To be or not to be GCSE home learning

EdPlace's Year 5 and 6 Home Learning: Hyphens and Dashes

Looking for short lessons to keep your child engaged and learning? Our experienced team of teachers have created English, maths and science lessons for the home, so your child can learn no matter where they are. And, as all activities are self-marked, you really can encourage your child to be an independent learner. Get them started on the lesson below and then jump into our teacher-created activities to practice what they've learnt. We've recommended five to ensure they feel secure in their knowledge - 5-a-day helps keeps the learning loss at bay (or so we think!). Are they keen to start practising straight away? Head to the bottom of the page to find the activities. 

Now...onto the lesson!


KS2 Requirements for English
Year 5 and 6 Pupils should be taught to indicate grammatical and other features by using hyphens to avoid ambiguity and using brackets, dashes or commas to indicate parenthesis.



Hyphens and Dashes:

When writing for a purpose, children often have to use a variety of different punctuation. They will be asked to include in their work things such as commas, semi-colons, colons, brackets and ellipsis. Most of these we don’t use ourselves in our daily lives, so how can we remember to include them when helping our children? 

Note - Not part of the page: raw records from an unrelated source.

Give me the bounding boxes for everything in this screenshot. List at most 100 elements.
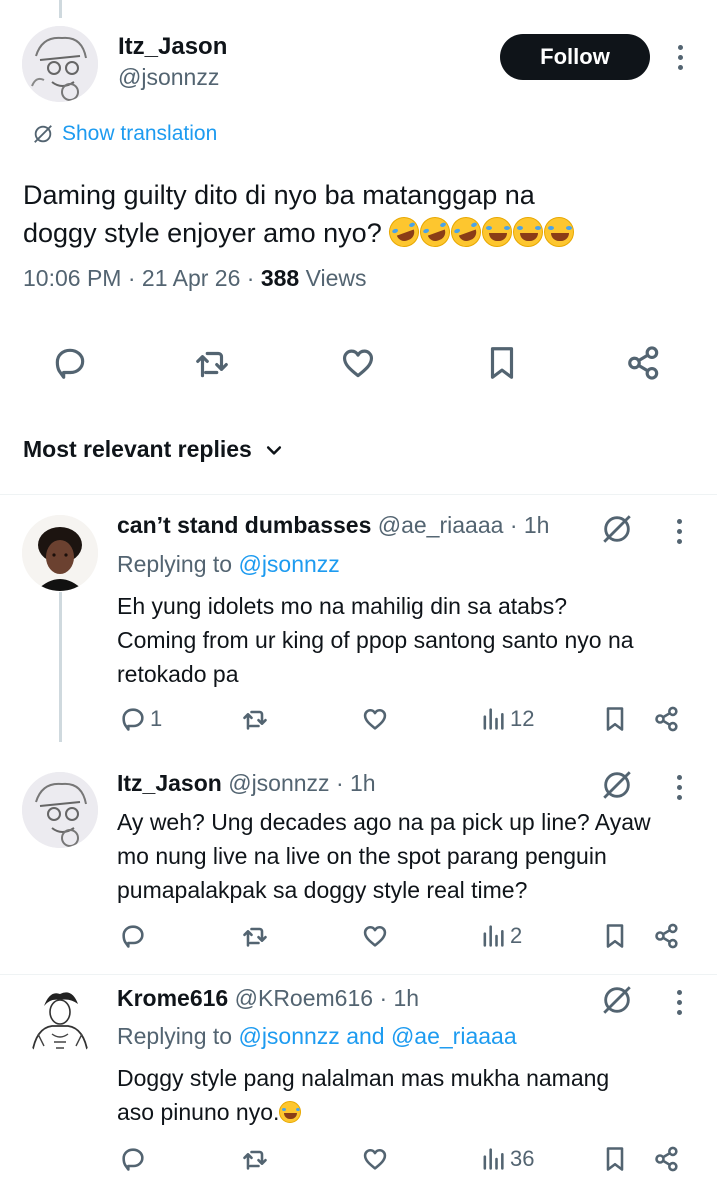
- reply-button[interactable]: 1: [118, 705, 162, 733]
- reply-text: Ay weh? Ung decades ago na pa pick up li…: [117, 805, 651, 907]
- reply-icon: [55, 348, 85, 379]
- like-button[interactable]: [338, 344, 378, 382]
- author-name[interactable]: Itz_Jason: [118, 33, 227, 61]
- reply-avatar[interactable]: [22, 772, 98, 848]
- replying-to-handle[interactable]: @jsonnzz: [238, 551, 339, 577]
- tweet-text-line-2-text: doggy style enjoyer amo nyo?: [23, 218, 382, 248]
- bookmark-button[interactable]: [600, 922, 630, 950]
- replying-to-prefix: Replying to: [117, 551, 233, 577]
- tweet-meta: 10:06 PM · 21 Apr 26 · 388 Views: [23, 265, 367, 292]
- reply-author-name[interactable]: Itz_Jason: [117, 770, 222, 796]
- replies-sort-dropdown[interactable]: Most relevant replies: [23, 436, 284, 463]
- reply-text-line-2-text: aso pinuno nyo.: [117, 1099, 280, 1125]
- sketch-avatar-icon: [22, 772, 98, 848]
- like-button[interactable]: [360, 1145, 390, 1173]
- replying-to-handle[interactable]: @jsonnzz and @ae_riaaaa: [238, 1023, 516, 1049]
- show-translation-label: Show translation: [62, 122, 218, 145]
- reply-age[interactable]: · 1h: [510, 512, 550, 538]
- grok-icon[interactable]: [600, 768, 634, 802]
- more-options-icon[interactable]: [677, 519, 683, 549]
- tears-of-joy-emoji-icon: [544, 217, 575, 247]
- bookmark-icon: [606, 924, 624, 948]
- replying-to-prefix: Replying to: [117, 1023, 233, 1049]
- reply-age[interactable]: · 1h: [336, 770, 376, 796]
- bookmark-button[interactable]: [600, 705, 630, 733]
- rolling-laughing-emoji-icon: [385, 212, 424, 252]
- views-label: Views: [305, 265, 367, 291]
- views-chart-icon: [483, 708, 504, 730]
- reply-button[interactable]: [118, 922, 148, 950]
- share-button[interactable]: [652, 705, 682, 733]
- retweet-button[interactable]: [240, 1145, 270, 1173]
- bookmark-button[interactable]: [600, 1145, 630, 1173]
- follow-button-label: Follow: [540, 44, 610, 69]
- views-button[interactable]: 12: [478, 705, 534, 733]
- reply-avatar[interactable]: [22, 984, 98, 1060]
- reply-author-handle[interactable]: @jsonnzz: [228, 770, 329, 796]
- tweet-date[interactable]: 21 Apr 26: [142, 265, 240, 291]
- reply-text-line: mo nung live na live on the spot parang …: [117, 843, 607, 869]
- meta-separator: ·: [127, 265, 136, 291]
- like-icon: [363, 1148, 387, 1170]
- reply-text-line: retokado pa: [117, 661, 239, 687]
- reply-button[interactable]: [118, 1145, 148, 1173]
- more-options-icon[interactable]: [677, 990, 683, 1020]
- tears-of-joy-emoji-icon: [482, 217, 513, 247]
- meta-separator: ·: [246, 265, 255, 291]
- chevron-down-icon: [266, 445, 281, 455]
- rolling-laughing-emoji-icon: [447, 212, 486, 252]
- reply-author-name[interactable]: can’t stand dumbasses: [117, 512, 371, 538]
- view-count: 2: [510, 923, 523, 948]
- share-icon: [655, 923, 678, 949]
- follow-button[interactable]: Follow: [500, 34, 650, 80]
- reply-author-handle[interactable]: @KRoem616: [235, 985, 373, 1011]
- bookmark-icon: [606, 707, 624, 731]
- reply-text-line: Coming from ur king of ppop santong sant…: [117, 627, 634, 653]
- views-chart-icon: [483, 925, 504, 947]
- like-button[interactable]: [360, 922, 390, 950]
- tweet-time[interactable]: 10:06 PM: [23, 265, 121, 291]
- retweet-button[interactable]: [240, 922, 270, 950]
- author-handle[interactable]: @jsonnzz: [118, 64, 219, 91]
- grok-icon[interactable]: [600, 512, 634, 546]
- photo-avatar-icon: [22, 515, 98, 591]
- share-button[interactable]: [652, 1145, 682, 1173]
- reply-text-line: Ay weh? Ung decades ago na pa pick up li…: [117, 809, 651, 835]
- views-chart-icon: [483, 1148, 504, 1170]
- share-button[interactable]: [652, 922, 682, 950]
- view-count: 36: [510, 1146, 535, 1171]
- retweet-icon: [243, 710, 267, 730]
- more-options-icon[interactable]: [677, 775, 683, 805]
- share-button[interactable]: [624, 344, 664, 382]
- reply-author-name[interactable]: Krome616: [117, 985, 228, 1011]
- reply-age[interactable]: · 1h: [379, 985, 419, 1011]
- reply-button[interactable]: [50, 344, 90, 382]
- reply-avatar[interactable]: [22, 515, 98, 591]
- author-avatar[interactable]: [22, 26, 98, 102]
- show-translation-link[interactable]: Show translation: [32, 122, 217, 146]
- tears-of-joy-emoji-icon: [513, 217, 544, 247]
- views-button[interactable]: 2: [478, 922, 522, 950]
- reply-text-line: aso pinuno nyo.: [117, 1095, 609, 1129]
- reply-author-handle[interactable]: @ae_riaaaa: [378, 512, 504, 538]
- views-button[interactable]: 36: [478, 1145, 534, 1173]
- like-button[interactable]: [360, 705, 390, 733]
- replying-to: Replying to @jsonnzz and @ae_riaaaa: [117, 1023, 517, 1050]
- replying-to: Replying to @jsonnzz: [117, 551, 340, 578]
- views-count: 388: [260, 265, 300, 291]
- tears-of-joy-emoji-icon: [279, 1101, 302, 1123]
- share-icon: [655, 1146, 678, 1172]
- more-options-icon[interactable]: [678, 45, 684, 75]
- rolling-laughing-emoji-icon: [416, 212, 455, 252]
- retweet-icon: [243, 927, 267, 947]
- bookmark-button[interactable]: [482, 344, 522, 382]
- reply-icon: [122, 1148, 144, 1171]
- grok-icon[interactable]: [600, 983, 634, 1017]
- retweet-icon: [243, 1150, 267, 1170]
- thread-connector: [59, 592, 62, 742]
- retweet-button[interactable]: [240, 705, 270, 733]
- reply-header: Krome616 @KRoem616 · 1h: [117, 985, 419, 1012]
- retweet-button[interactable]: [192, 344, 232, 382]
- bookmark-icon: [490, 347, 514, 379]
- tweet-text-line-2: doggy style enjoyer amo nyo?: [23, 212, 575, 252]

One common mistake that children make when it comes to grammar is confusing a dash and a hyphen. They both look the same, but have completely different purposes. However, it is easy to remember what they do and why they are there – let’s have a look at some examples!

1) Understand the difference between a hyphen and a dash

2) Identify when to use them correctly in writing.

3) Apply their learning through example questions, filling in a hyphen or a dash in the correct position.


Step 1 - Terminology

Before we start looking at how they are used in a sentence, let’s look at the definition of each term and break down what they mean. This is important, as it often comes up in various assessments at the end of KS2. 

Hyphen - A hyphen joins two words together that describe a noun. It helps to make the meaning of a noun phrase clear and specific. 

Dash - A dash creates a break in a sentence and separates bits of information. It is normally used in more informal pieces of writing, for example, a letter to someone you already know. 

Step 2 - How do we use hyphens in a sentence?

What it is and how it works: 

A hyphen bridges the gap between two words and gives them more clarity. For example, if I was to describe a fizzy drink, I might say it was ‘sugar-free’. This tells me that it contains no sugar without having to write a whole sentence. 

Example of how to use it:

A great example that is used in a lot of classrooms is the phrase ‘man-eating shark.’ The use of the hyphen tells us that the shark may enjoy eating humans. However, take out the hyphen and you have ‘man eating shark.’ This could mean the opposite – a person who takes pleasure in munching on a shark! So hyphens are there to add clarity to a noun phrase and make the subject of a sentence a whole lot clearer. 


Step 3 - How do we use dashes in a sentence?

What it is and how it works:

Dashes can do the same as hyphens – they give you more information. The key difference is that they split up sentences rather than words. 

Example of how to use it:

Let’s say I was describing someone to a friend - to give more information I may use a dash:

The lady – who was short with brown hair – was very chatty and friendly. 

The part in between the dashes gives more information about what I’m talking about. If I was giving information about the lady in a more formal context, I might use brackets instead. 

To summarise, hyphens join words together that describe a noun. Dashes create a break in a sentence and give more information about something. 


Step  4 - Examples

Have a look at the sentences or phrases below; are they using dashes or hyphens

1. The raspberry ice-cream was really cold to taste.

2. The strawberries- which tasted sweet and fruity- were picked from the farm.

3. My five-year-old brother is really loud!

4. My brother – who is five years old - is really loud!

Challenge question:  Punctuate this sentence using dashes or hyphens in the correct place

The grass eating dog who always eats too much took the man’s strawberry ice cream.


Step 5: Persevere and Practice Possessive Apostrophes!

Now, we've covered this together why not assign your child the following 5 activities in this order to see how much they've grasped? 

All activities are created by teachers and automatically marked. Plus, with an EdPlace subscription, we can automatically progress your child at a level that's right for them. Sending you progress reports along the way so you can track and measure progress, together - brilliant!

Activity 1 - Using dashes in informal writing

Activity 2 - Mark independent clauses using a dash

Activity 3 - How to use semi-colons correctly

Activity 4 - Using semi-colons correctly 2

Activity 5 - Using semi-colons correctly 3

Answers to the examples:

1) Hyphen

2) Dash

3) Hyphen

4) Dash

Challenge question:  The grass-eating dog – who always eats too much – took the man’s strawberry ice-cream.